Common carrier/utility regulation attempts to address these for things like fax machines, telephone networks, etc. However, platforms are an odd beast where the demand-supply economics runs into limits. Multi-sided platforms combine externalities/scale economic with agents on multiple sides causing the conventional “price = marginal cost” in a competitive market to no longer be valid due to different amounts of market power and corresponding variance pricing decisions on different sides of the market. Simply put, it is far more difficult to determine abuse of power in such markets.
Economics literature and practice needs to evolve to address this, and however illogical “predatory pricing” may appear and however abhorrent preemptive action may seem, there is a lot of evidence that platform power in technology markets is hard to dislodge and Khan is right about such lasting concentration of power. “three decades” as RSJ argues may be short, but there can be plenty of harm within such a time period. Francis Fukuyama has argued that Amazon’s role in diminished downtowns across the US, while outside the strict consumer welfare standard and evidence of pricing, needs to be examined at a broader-than-Bork level in terms of its effects on society.
RSJ’s argument that “for going back in time and extracting money out of these enterprises for supposedly running a monopoly in the past when there was no case against them” is misguided and somewhat contradicts his own position against preemptive action.

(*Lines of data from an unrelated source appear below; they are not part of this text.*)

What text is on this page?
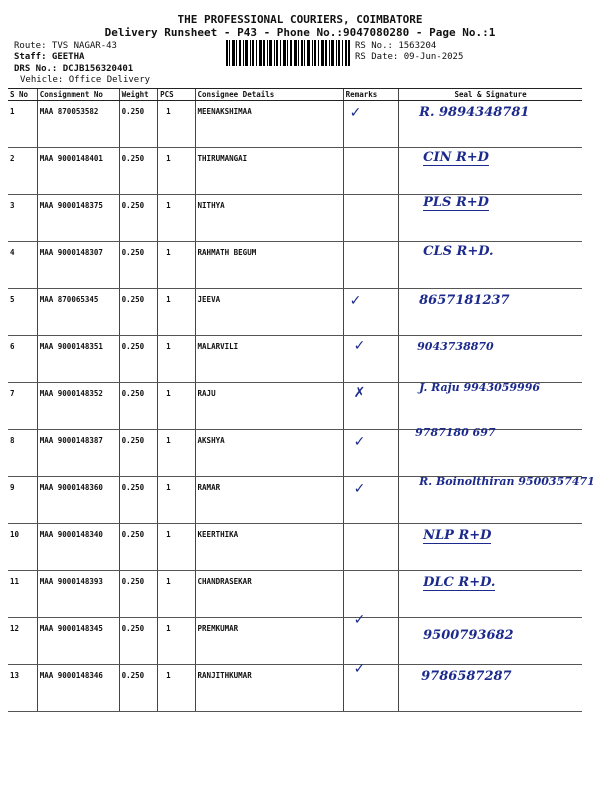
THE PROFESSIONAL COURIERS, COIMBATORE
Delivery Runsheet - P43 - Phone No.:9047080280 - Page No.:1
Route: TVS NAGAR-43
Staff: GEETHA
DRS No.: DCJB156320401
Vehicle: Office Delivery
RS No.: 1563204
RS Date: 09-Jun-2025
S No	Consignment No	Weight	PCS	Consignee Details	Remarks	Seal & Signature
1	MAA 870053582	0.250	1	MEENAKSHIMAA	✓	R. 9894348781

2	MAA 9000148401	0.250	1	THIRUMANGAI		CIN R+D

3	MAA 9000148375	0.250	1	NITHYA		PLS R+D

4	MAA 9000148307	0.250	1	RAHMATH BEGUM		CLS R+D.

5	MAA 870065345	0.250	1	JEEVA	✓	8657181237

6	MAA 9000148351	0.250	1	MALARVILI	✓	9043738870

7	MAA 9000148352	0.250	1	RAJU	✗	J. Raju 9943059996

8	MAA 9000148387	0.250	1	AKSHYA	✓	9787180 697

9	MAA 9000148360	0.250	1	RAMAR	✓	R. Boinolthiran 9500357471

10	MAA 9000148340	0.250	1	KEERTHIKA		NLP R+D

11	MAA 9000148393	0.250	1	CHANDRASEKAR		DLC R+D.

12	MAA 9000148345	0.250	1	PREMKUMAR	✓	9500793682

13	MAA 9000148346	0.250	1	RANJITHKUMAR	✓	9786587287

DOJ/FTC bring cases post-facto, and if illegal acquisition/maintenance of monopoly is proven, both financial and structural remedies can be provided by courts. While consumers do not get “made whole” directly, indirect benefits do accrue. And in many cases, follow-on consumer class action cases from these victories (whether direct purchasers or indirect) can actually deter companies through financial awards to consumers (the US Government’s Microsoft cases were followed by consumer class actions in many states and did cost Microsoft several billion dollars), going back in time within permitted time windows.
As long as laws are in-place through the entire period, there can be no rational expectation for a firm to argue that they cannot take “ex-ante decisions” – firms hire expensive lawyers and economists precisely to estimate the risk when making product and pricing decisions!